Reason two is to highlight another Esri map that John Tierney has made to illustrate a linguistic/sociological point. Earlier, Deb reported that a standard opening question in St. Louis was "Where did you go to high school?" John's map showed why the question had such resonance there. 

In Greenville and surrounding upstate South Carolina, a standard opening question is "Where do you go to church?" This new map by John Tierney gives an idea why:  

You can use the Plus and Minus keys to zoom in and out of the map; you can click on the Legend button to see how the color-coding matches the denomination, and you can click on any specific church to get more information about it. The background colors refer to the socio-economic "Tapestry" segmentation, so if you click on any neighborhood you'll get a popup about its social makeup. Of course there's at best a loose connection between neighborhood character and type/density of churches, since people don't necessarily attend services where they live. But the patterns are surprisingly interesting.  (This is a Greenville-specific church map, as the school one was St. Louis-specific, because of the hand-coding involved on John Tierney's part.)

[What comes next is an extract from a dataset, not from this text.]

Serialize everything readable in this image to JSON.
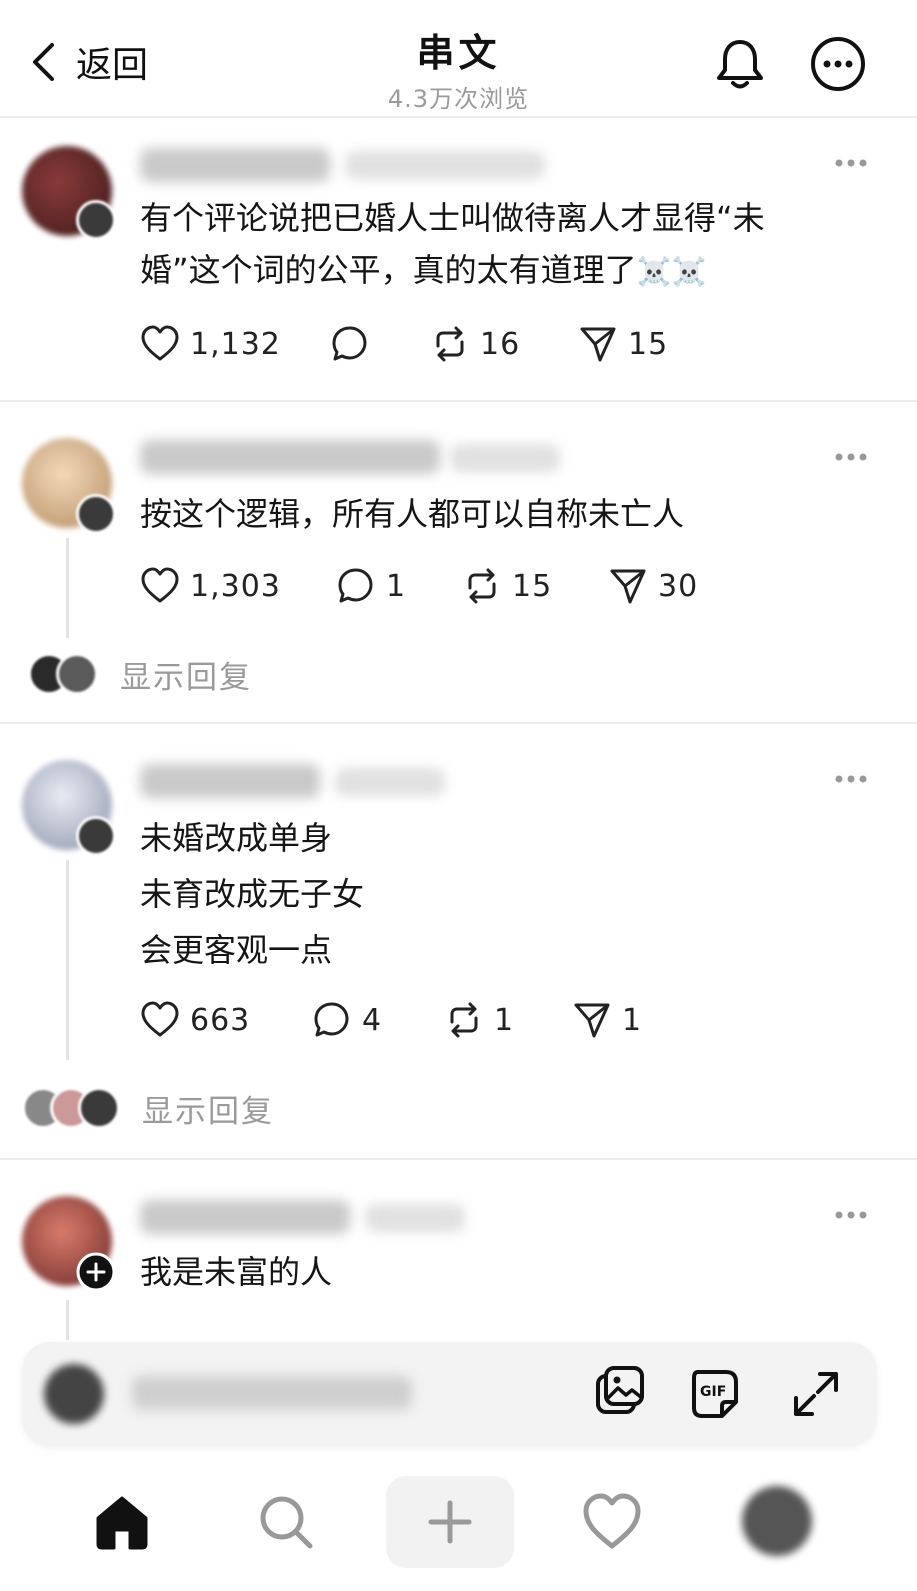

Now, a bonus third reason, which connects this to some previous posts. In my article on Greenville I mention that the surrounding county was the last one in the state, which itself was the last one in the union, to observe Martin Luther King's birthday as a holiday. Over the weekend I posted a note from Knox White, long-serving mayor of Greenville, saying that the city itself had voted for MLK long before the more-conservative county did. It turns out that there is an entire academic study of just this point. It is "Religious Interests in Community Conflict: The Case of Martin Luther King Jr Holiday in Greenville, South Carolina," by four scholars from Furman University in Greenville. It is interesting, especially about the complexities of class-based and race-based politics, and you can read it here. Thanks to John Tierney for recommending it.